Yes, if you set levels wrong it is quite forgiving of overload, nice even. But producing a recording indistinguishable from the microphone feed? None that I have used. Plus the audible hiss on the quiet bits of classical recordings is distracting.
I remember when CD first came out. I was listening to a track (original analog tape) that, at one point in the recording, the right channel dropped out for a few seconds. With headphones I heard distinct tape hiss on the 'silent' channel. You couldn't hear that on the LP. It was then and there that I realized how digital was objectively better than analog tape.
On the other hand, I remember a discussion I had with the late Peter Aczel, editor of
The Audio Critic. We were discussing the DGG studio recording of Levine's Ring, and subjective impressions of digital sound. I copy a section of our correspondence:
(Me) I’d like to share an experience. Once, while listening to the Levine/Met Ring, I immediately became aware of something unusual, something I’d not really thought about before. The sound coming from my speakers had absolutely no background artifacts. With records, there is always something extraneous going on in the quiet passages.
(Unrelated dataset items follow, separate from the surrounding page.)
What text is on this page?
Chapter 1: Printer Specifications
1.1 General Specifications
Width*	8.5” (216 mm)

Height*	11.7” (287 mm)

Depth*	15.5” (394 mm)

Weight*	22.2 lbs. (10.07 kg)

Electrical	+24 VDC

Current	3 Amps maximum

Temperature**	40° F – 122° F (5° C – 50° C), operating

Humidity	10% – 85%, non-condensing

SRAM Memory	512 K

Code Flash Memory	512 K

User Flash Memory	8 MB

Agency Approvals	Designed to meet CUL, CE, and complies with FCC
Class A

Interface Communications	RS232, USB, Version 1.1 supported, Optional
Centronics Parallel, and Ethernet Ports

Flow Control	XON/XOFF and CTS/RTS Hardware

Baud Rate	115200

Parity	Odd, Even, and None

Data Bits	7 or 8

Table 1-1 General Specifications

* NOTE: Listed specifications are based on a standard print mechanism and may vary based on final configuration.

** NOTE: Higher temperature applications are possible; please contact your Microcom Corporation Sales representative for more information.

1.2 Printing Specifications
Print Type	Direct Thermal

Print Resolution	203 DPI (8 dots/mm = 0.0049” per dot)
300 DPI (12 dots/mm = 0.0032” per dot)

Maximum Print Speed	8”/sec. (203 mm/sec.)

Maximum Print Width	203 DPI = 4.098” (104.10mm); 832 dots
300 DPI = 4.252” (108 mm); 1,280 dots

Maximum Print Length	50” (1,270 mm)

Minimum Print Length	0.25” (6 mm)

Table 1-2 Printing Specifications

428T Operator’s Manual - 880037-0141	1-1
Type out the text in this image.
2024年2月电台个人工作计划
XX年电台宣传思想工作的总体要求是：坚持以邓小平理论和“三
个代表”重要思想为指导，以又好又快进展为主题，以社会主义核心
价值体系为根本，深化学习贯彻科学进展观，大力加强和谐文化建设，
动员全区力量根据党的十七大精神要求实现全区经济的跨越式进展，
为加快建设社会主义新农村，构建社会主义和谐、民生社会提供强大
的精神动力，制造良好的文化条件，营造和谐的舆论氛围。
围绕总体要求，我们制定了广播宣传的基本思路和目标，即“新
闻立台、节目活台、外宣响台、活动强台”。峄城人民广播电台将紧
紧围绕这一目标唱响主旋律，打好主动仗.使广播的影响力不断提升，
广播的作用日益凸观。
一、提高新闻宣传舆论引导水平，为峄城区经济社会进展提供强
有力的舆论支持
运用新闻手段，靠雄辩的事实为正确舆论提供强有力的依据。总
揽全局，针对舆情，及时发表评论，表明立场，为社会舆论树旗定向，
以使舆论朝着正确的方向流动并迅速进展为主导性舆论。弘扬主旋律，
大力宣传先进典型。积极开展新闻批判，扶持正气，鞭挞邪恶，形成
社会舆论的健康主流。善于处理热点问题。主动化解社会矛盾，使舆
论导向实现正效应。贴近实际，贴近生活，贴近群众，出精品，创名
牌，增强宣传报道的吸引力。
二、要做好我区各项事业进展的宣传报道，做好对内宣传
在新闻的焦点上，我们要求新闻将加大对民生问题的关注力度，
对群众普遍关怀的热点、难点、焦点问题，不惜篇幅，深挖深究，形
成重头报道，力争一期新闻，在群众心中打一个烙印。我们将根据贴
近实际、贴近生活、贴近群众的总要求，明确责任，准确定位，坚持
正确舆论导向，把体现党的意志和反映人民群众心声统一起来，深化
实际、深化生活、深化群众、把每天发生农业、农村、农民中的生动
At a live performance there is always something in the background, even if it is just audience noise. On the various Bayreuth live recordings one hears stage artifacts, most notably within quiet passages. However, the sound of my “studio” Ring, while pristine, seemed almost artificial ...
(PA) Your Levine/Met recordings of the Ring sound a bit sterile because they were made in Manhattan Center (New York), which is an acoustically rather dead venue. In 1989, Max Wilcox produced a wonderful-sounding recording of the Mahler 5th (Mehta/NY on Teldec, released 1990) in that same Manhattan Center. He added some very subtle artificial reverb, which is not at all perceptible as such but makes the sound come alive. Now, compression is a highly complicated issue. The dynamic range of the human ear is more than 120 dB. The dynamic range of 16-bit digital recording is theoretically 98 dB. The difference between the absolute softest audible music in a concert hall and the loudest climaxes is of the order of 60 to 70 dB because of the ambient noise floor. Let us say you need 1 milliwatt of amplifier power, in a given installation, to play the softest passages (I am just guessing), then 70 dB above that would come to 10,000 watts. Any domestic loudspeaker would go up in smoke with that kind of input. With extremely high-efficiency horn-type theater speakers the numbers change; it is actually possible to produce levels of 110 or 115 dB or even more in a single installation, and here’s the remarkable thing—you can tolerate it because the distortion is low. We tend to judge loudness by the amount of distortion we hear, not by SPL! You wouldn’t adjust the volume control if you heard no distortion. So, you could have your “too good” 98-dB balls-to-the-wall digital recording without compression, if the efficiency and power-handling capability of your system were adequate—which they generally are not.
What Peter said about lack of distortion in digital is correct. With my current system, I can play very loud since my amplification chain and speakers are low distortion. I can listen louder, even to LPs, but then other LP related noise interferes.